Der Politiker, der bei dem Massaker auf den Philippinen am Montag seine Frau und zahlreiche Angehörige verlor, hat am Freitag seine Kandidatur bei den Gouverneurswahlen angemeldet. Bei dem ersten Versuch, die Papiere dafür einzureichen, war ein Konvoi mit den Anhängern von Esmael Mangadadatu am Montag überfallen worden. 57 Menschen wurden ermordet. Hauptverdächtiger ist Andal Ampatuan Junior, Sohn des Amtsinhabers, der selbst Gouverneur der Provinz Maguindanao werden wollte. Er war am Donnerstag festgenommen worden und beteuert seine Unschuld.

"Dies ist ein politischer Neuanfang in Maguindanao", sagte Mangadadatu, der seine Papiere persönlich einreichte. Er war mit Dutzenden Anhängern sowie Polizei und Armee-Eskorte zum Büro der Wahlkommission gefahren. Er nahm dieselbe Route wie der Konvoi am Montag. Nach Angaben der Mangadadatus hatten die Ampatuans im Fall einer Gegenkandidatur Gewalt angedroht.
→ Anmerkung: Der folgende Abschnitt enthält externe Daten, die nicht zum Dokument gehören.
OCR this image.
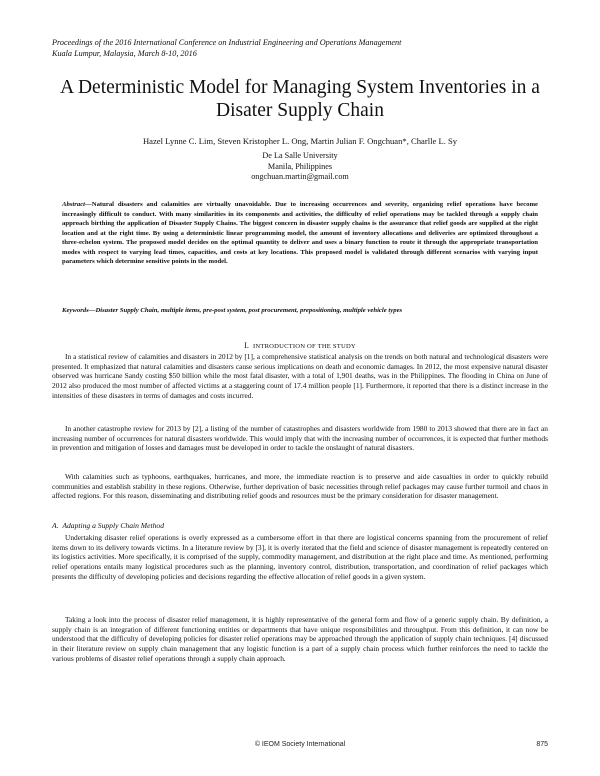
Proceedings of the 2016 International Conference on Industrial Engineering and Operations Management
Kuala Lumpur, Malaysia, March 8-10, 2016
A Deterministic Model for Managing System Inventories in a Disater Supply Chain
Hazel Lynne C. Lim, Steven Kristopher L. Ong, Martin Julian F. Ongchuan*, Charlle L. Sy
De La Salle University
Manila, Philippines
ongchuan.martin@gmail.com
Abstract—Natural disasters and calamities are virtually unavoidable. Due to increasing occurrences and severity, organizing relief operations have become increasingly difficult to conduct. With many similarities in its components and activities, the difficulty of relief operations may be tackled through a supply chain approach birthing the application of Disaster Supply Chains. The biggest concern in disaster supply chains is the assurance that relief goods are supplied at the right location and at the right time. By using a deterministic linear programming model, the amount of inventory allocations and deliveries are optimized throughout a three-echelon system. The proposed model decides on the optimal quantity to deliver and uses a binary function to route it through the appropriate transportation modes with respect to varying lead times, capacities, and costs at key locations. This proposed model is validated through different scenarios with varying input parameters which determine sensitive points in the model.
Keywords—Disaster Supply Chain, multiple items, pre-post system, post procurement, prepositioning, multiple vehicle types
I. INTRODUCTION OF THE STUDY
In a statistical review of calamities and disasters in 2012 by [1], a comprehensive statistical analysis on the trends on both natural and technological disasters were presented. It emphasized that natural calamities and disasters cause serious implications on death and economic damages. In 2012, the most expensive natural disaster observed was hurricane Sandy costing $50 billion while the most fatal disaster, with a total of 1,901 deaths, was in the Philippines. The flooding in China on June of 2012 also produced the most number of affected victims at a staggering count of 17.4 million people [1]. Furthermore, it reported that there is a distinct increase in the intensities of these disasters in terms of damages and costs incurred.
In another catastrophe review for 2013 by [2], a listing of the number of catastrophes and disasters worldwide from 1980 to 2013 showed that there are in fact an increasing number of occurrences for natural disasters worldwide. This would imply that with the increasing number of occurrences, it is expected that further methods in prevention and mitigation of losses and damages must be developed in order to tackle the onslaught of natural disasters.
With calamities such as typhoons, earthquakes, hurricanes, and more, the immediate reaction is to preserve and aide casualties in order to quickly rebuild communities and establish stability in these regions. Otherwise, further deprivation of basic necessities through relief packages may cause further turmoil and chaos in affected regions. For this reason, disseminating and distributing relief goods and resources must be the primary consideration for disaster management.
A. Adapting a Supply Chain Method
Undertaking disaster relief operations is overly expressed as a cumbersome effort in that there are logistical concerns spanning from the procurement of relief items down to its delivery towards victims. In a literature review by [3], it is overly iterated that the field and science of disaster management is repeatedly centered on its logistics activities. More specifically, it is comprised of the supply, commodity management, and distribution at the right place and time. As mentioned, performing relief operations entails many logistical procedures such as the planning, inventory control, distribution, transportation, and coordination of relief packages which presents the difficulty of developing policies and decisions regarding the effective allocation of relief goods in a given system.
Taking a look into the process of disaster relief management, it is highly representative of the general form and flow of a generic supply chain. By definition, a supply chain is an integration of different functioning entities or departments that have unique responsibilities and throughput. From this definition, it can now be understood that the difficulty of developing policies for disaster relief operations may be approached through the application of supply chain techniques. [4] discussed in their literature review on supply chain management that any logistic function is a part of a supply chain process which further reinforces the need to tackle the various problems of disaster relief operations through a supply chain approach.
© IEOM Society International	875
Mehr Missbrauch bei Hartz IV

Im ersten Halbjahr 2009 sind einem Bericht zufolge deutlich mehr Missbrauchsfälle bei Hartz IV aufgedeckt und geahndet worden. Die Zahl der eingeleiteten Straf- und Bußgeldverfahren sei von rund 82.000 im ersten Halbjahr 2008 auf etwa 87.000 im ersten Halbjahr 2009 angestiegen, berichtet die Chemnitzer Freien Presse unter Berufung auf die Bundesagentur für Arbeit. Das seien gut sechs Prozent mehr als im Vorjahreszeitraum

Zusätzlich seien im ersten Halbjahr 2009 rund 27.000 Fälle, in denen Schwarzarbeit oder eine Straftat vermutet wurde, an den Zoll beziehungsweise an die Staatsanwaltschaft weitergeleitet worden. Die Bundesagentur führe diese Ergebnisse im wesentlichen auf verstärkte Prüfungen der Behörden zurück.

Brasiliens Präsident will Ausländer zahlen lassen

Für die Rettung des Regenwaldes am Amazonas sollten nach Ansicht des brasilianischen Präsident Luiz Inacio Lula da Silva die "Gringos" bezahlen. Die reichen westlichen Industrienationen hätten in der Vergangenheit viel größere Umweltzerstörungen begangen, als die Holzfäller und Bauern, die jetzt im tropischen Regenwald rodeten, erklärte Silva am Donnerstag auf einer Konferenz, die größere finanzielle Hilfen von den Industriestaaten forderte.

"Ich will nicht, dass uns irgendein Gringo auffordert, einen Bewohner des Amazonas vor Hunger unter einem Baum sterben zu lassen", sagte Silva. "Wir wollen (den Wald) erhalten, aber für die Erhaltung sollen sie den Preis zahlen, weil wir unseren Wald nicht so zerstört haben, wie sie ihren vor einem Jahrhundert." Das Wort Gringos wird in Brasilien nicht nur für US-Amerikaner, sondern auch generell für Bewohner der nördlichen Hemisphäre verwendet.